The Depositor Problem
The most immediate harm from the structure falls not on WLFI holders but on Dolomite users who have nothing to do with World Liberty Financial. The structural concern sits in Dolomite’s USD1 pool. USD1 ranks second on the protocol with $180 million supplied against $167.5 million borrowed, a utilisation ratio of about 93%. Users who previously deposited USD1 on Dolomite may have trouble withdrawing until World Liberty Financial closes its position.
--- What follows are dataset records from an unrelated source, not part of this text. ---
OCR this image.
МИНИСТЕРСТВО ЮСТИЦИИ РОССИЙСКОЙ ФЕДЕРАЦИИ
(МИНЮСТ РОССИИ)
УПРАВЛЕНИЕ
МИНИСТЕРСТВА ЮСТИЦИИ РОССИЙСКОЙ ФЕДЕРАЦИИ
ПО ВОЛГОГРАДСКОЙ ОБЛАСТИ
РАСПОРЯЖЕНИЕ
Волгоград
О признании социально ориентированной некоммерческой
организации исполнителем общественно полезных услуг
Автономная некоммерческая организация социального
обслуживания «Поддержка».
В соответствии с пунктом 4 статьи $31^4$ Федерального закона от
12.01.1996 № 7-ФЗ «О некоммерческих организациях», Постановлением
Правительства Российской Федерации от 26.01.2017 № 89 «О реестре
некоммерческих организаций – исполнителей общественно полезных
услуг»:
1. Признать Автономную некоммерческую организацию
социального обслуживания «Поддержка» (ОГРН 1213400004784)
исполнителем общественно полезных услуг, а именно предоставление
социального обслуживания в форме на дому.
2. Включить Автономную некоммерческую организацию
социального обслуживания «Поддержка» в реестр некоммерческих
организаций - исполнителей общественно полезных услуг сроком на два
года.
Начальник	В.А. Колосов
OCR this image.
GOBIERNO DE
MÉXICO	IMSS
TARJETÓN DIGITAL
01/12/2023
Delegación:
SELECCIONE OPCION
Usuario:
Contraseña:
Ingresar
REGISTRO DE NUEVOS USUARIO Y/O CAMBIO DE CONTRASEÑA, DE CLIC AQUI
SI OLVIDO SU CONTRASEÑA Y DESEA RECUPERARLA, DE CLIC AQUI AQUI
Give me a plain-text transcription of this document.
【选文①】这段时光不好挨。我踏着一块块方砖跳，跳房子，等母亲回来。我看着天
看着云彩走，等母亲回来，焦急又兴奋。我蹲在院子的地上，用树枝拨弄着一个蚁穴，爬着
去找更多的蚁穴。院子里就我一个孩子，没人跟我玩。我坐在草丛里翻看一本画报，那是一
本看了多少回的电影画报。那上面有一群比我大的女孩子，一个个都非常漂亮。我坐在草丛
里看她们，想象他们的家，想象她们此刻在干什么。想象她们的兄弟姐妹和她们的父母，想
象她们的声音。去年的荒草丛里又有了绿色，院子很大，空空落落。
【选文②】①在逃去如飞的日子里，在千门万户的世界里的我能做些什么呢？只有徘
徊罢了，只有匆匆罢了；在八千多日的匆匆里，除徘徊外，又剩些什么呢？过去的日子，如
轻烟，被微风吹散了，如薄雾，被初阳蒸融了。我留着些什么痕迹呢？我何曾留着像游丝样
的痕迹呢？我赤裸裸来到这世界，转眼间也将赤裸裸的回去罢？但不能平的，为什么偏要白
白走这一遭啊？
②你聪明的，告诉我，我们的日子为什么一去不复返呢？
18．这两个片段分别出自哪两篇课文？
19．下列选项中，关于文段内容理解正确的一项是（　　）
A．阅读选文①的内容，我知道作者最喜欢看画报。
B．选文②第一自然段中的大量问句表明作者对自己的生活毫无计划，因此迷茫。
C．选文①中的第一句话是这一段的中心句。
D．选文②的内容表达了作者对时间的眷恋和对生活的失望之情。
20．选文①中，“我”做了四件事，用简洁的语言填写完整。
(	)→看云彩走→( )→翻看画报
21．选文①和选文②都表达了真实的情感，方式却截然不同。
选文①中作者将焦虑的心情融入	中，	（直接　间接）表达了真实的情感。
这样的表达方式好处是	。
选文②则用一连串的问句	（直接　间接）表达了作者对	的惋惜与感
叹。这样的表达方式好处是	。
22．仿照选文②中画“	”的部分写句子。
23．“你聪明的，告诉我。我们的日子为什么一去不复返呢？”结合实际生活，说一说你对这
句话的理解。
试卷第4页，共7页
World Liberty Financial borrowed so much USD1 from Dolomite that there is little left to borrow, meaning users who previously deposited the stablecoin may have trouble withdrawing. For ordinary depositors who chose Dolomite as a yield venue with no knowledge of or involvement in WLFI’s strategy, the near-inability to exit their positions represents real financial harm that World Liberty’s FUD dismissal does not address.
What Comes Next
WLFI is trading at approximately $0.088 as of April 12, down over 75% from its peak and well below the average buyback price of $0.1507 at which the project spent $65.58 million repurchasing its own tokens. The token unlock governance proposal that the team promised for next week will be closely watched. If early token holders receive the ability to sell, a large wave of supply hitting an already thin market could push WLFI lower still, further eroding the collateral buffer on Dolomite.
USD1 is backed by US Treasuries and cash equivalents, limiting the risk of a full depeg. But with USD1’s circulating supply now exceeding $4 billion, the fallout from a Dolomite crisis could extend well beyond the WLFI token itself. DeFi has seen these structures before. They resolve in one of two ways: the protocol grows organically until the concentrated position becomes proportionally smaller, or the token price falls enough to trigger liquidation and the cascading consequences that follow. Which path WLFI takes will define the coming weeks for both the project and for Dolomite’s depositors who are currently waiting to find out.